Providence Cancer Center, Earle A. Chiles Research Institute, 4805 NE Glisan St., Suite 6N40, Portland, OR, 97213, USA.
Memorial Sloan Kettering Cancer Center, 300 E 66th Street, New York, NY, 10065, USA.
Breast Cancer Res Treat. 2018 Jan;167(2):547-554. doi: 10.1007/s10549-017-4520-1. Epub 2017 Oct 6.
HER2 copy number by fluorescence in situ hybridization (FISH) is typically reported relative to the centromere enumeration probe 17 (CEP17). HER2/CEP17 ratio could be impacted by alterations in the number of chromosome 17 copies. Monosomy of chromosome 17 (m17) is found in ~ 1900 cases of early-stage HER2-positive breast cancer annually in the United States; however, the efficacy of HER2-directed trastuzumab therapy in these patients is not well characterized. Here, we retrospectively identified HER2-amplified, stage I-III breast cancers with m17 and characterized the impact of trastuzumab treatment.
From January 1, 2000 to June 1, 2011, we identified 99 women with HER2-amplified m17 breast cancers, as defined by a CEP17 signal of < 1.5 per nucleus and a HER2/CEP17 ratio of ≥ 2.0.

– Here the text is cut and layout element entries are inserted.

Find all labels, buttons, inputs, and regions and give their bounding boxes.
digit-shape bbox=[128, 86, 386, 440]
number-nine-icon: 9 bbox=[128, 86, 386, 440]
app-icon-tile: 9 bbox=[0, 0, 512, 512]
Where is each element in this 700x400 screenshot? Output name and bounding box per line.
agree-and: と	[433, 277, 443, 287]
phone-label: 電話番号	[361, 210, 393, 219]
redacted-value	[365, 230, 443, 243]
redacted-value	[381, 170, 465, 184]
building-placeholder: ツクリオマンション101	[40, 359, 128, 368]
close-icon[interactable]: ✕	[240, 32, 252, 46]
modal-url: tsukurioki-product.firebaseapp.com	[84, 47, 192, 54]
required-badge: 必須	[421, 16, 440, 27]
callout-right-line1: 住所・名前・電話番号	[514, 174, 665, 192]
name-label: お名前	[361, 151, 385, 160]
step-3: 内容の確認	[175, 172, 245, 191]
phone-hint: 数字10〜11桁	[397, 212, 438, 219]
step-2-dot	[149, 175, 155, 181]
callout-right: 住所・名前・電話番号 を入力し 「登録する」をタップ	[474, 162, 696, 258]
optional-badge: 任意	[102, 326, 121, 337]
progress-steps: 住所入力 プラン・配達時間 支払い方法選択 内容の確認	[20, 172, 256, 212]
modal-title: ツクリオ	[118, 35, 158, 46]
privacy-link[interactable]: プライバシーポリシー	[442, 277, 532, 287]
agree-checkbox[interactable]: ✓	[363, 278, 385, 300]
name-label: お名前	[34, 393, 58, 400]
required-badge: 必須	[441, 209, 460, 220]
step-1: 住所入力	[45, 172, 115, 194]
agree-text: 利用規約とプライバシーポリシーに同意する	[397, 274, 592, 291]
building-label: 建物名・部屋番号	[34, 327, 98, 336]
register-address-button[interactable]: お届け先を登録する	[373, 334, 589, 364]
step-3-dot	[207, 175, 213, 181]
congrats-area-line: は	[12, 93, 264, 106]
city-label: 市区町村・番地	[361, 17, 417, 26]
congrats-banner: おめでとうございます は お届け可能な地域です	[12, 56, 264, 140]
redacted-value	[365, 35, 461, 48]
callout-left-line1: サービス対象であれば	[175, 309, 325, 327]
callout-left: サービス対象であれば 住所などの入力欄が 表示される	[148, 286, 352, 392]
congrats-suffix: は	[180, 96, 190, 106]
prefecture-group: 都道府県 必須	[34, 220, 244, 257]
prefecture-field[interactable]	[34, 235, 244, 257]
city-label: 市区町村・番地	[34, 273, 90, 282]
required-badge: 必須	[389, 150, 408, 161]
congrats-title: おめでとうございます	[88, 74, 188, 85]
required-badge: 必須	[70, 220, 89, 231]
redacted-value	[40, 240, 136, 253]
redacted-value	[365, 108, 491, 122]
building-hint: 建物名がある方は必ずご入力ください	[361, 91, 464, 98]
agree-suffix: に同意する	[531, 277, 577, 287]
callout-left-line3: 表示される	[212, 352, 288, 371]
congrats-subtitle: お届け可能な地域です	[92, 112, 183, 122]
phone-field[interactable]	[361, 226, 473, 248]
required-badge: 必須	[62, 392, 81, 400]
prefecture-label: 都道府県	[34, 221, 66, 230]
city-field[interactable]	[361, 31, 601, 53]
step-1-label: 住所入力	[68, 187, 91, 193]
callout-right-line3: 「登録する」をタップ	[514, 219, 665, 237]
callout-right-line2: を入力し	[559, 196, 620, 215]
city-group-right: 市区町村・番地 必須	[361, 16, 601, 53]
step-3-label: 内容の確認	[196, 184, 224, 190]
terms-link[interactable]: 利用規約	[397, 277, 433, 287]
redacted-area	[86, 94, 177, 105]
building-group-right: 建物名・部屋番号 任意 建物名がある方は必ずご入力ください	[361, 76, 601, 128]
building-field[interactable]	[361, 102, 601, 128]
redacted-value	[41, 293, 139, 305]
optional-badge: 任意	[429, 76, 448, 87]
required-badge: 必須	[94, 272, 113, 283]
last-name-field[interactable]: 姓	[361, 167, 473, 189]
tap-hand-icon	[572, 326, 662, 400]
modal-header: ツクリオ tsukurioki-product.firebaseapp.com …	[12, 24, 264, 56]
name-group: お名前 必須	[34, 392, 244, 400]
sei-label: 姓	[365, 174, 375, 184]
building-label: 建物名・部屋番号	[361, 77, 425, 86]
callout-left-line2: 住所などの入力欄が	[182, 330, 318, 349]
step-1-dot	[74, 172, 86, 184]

Most HER2-amplified m17 patients were treated with trastuzumab plus chemotherapy (51%, n = 50), whereas 31% (n = 31) received chemotherapy alone and 18% (n = 18) received no chemotherapy. The 4-year overall survival (OS) was superior with trastuzumab compared to chemotherapy alone or no chemotherapy (100 vs. 93 vs. 81%, respectively; p = 0.005). OS was not influenced by estrogen/progesterone-receptor (ER/PR) status, tumor stage, or degree of FISH positivity. A proportion of patients who would be considered HER2-negative by standard immunohistochemistry staging criteria (0-1+) were HER2 amplified by FISH.
In the largest series reported to date, patients with HER2-amplified m17 cancers treated with trastuzumab have outcomes comparable to patients from the large phase III adjuvant trastuzumab trials who were HER2-positive, supporting the critical role of HER2-directed therapy in this patient population.
荧光原位杂交(FISH)检测的 HER2 拷贝数通常相对于着丝粒计数探针 17(CEP17)报告。HER2/CEP17 比值可能会受到染色体 17 拷贝数变化的影响。在美国,每年约有 1900 例早期 HER2 阳性乳腺癌患者存在染色体 17 单体(m17);然而,这些患者接受曲妥珠单抗治疗的疗效尚不清楚。在这里,我们回顾性地确定了 HER2 扩增的 I-III 期乳腺癌伴 m17,并对曲妥珠单抗治疗的影响进行了特征分析。
从 2000 年 1 月 1 日至 2011 年 6 月 1 日,我们确定了 99 例 HER2 扩增 m17 乳腺癌患者,其定义为核内 CEP17 信号<1.5,HER2/CEP17 比值≥2.0。
大多数 HER2 扩增 m17 患者接受曲妥珠单抗联合化疗(51%,n=50),而 31%(n=31)接受单纯化疗,18%(n=18)未接受化疗。与单独化疗或未化疗相比,曲妥珠单抗治疗的 4 年总生存率(OS)更高(分别为 100%、93%和 81%;p=0.005)。OS 不受雌激素/孕激素受体(ER/PR)状态、肿瘤分期或 FISH 阳性程度的影响。一部分根据标准免疫组织化学分期标准(0-1+)被认为是 HER2 阴性的患者,通过 FISH 检测发现 HER2 扩增。
在迄今为止报告的最大系列中,接受曲妥珠单抗治疗的 HER2 扩增 m17 癌症患者的结局与大型 III 期辅助曲妥珠单抗试验中 HER2 阳性患者相似,支持在这一患者群体中采用 HER2 靶向治疗的重要作用。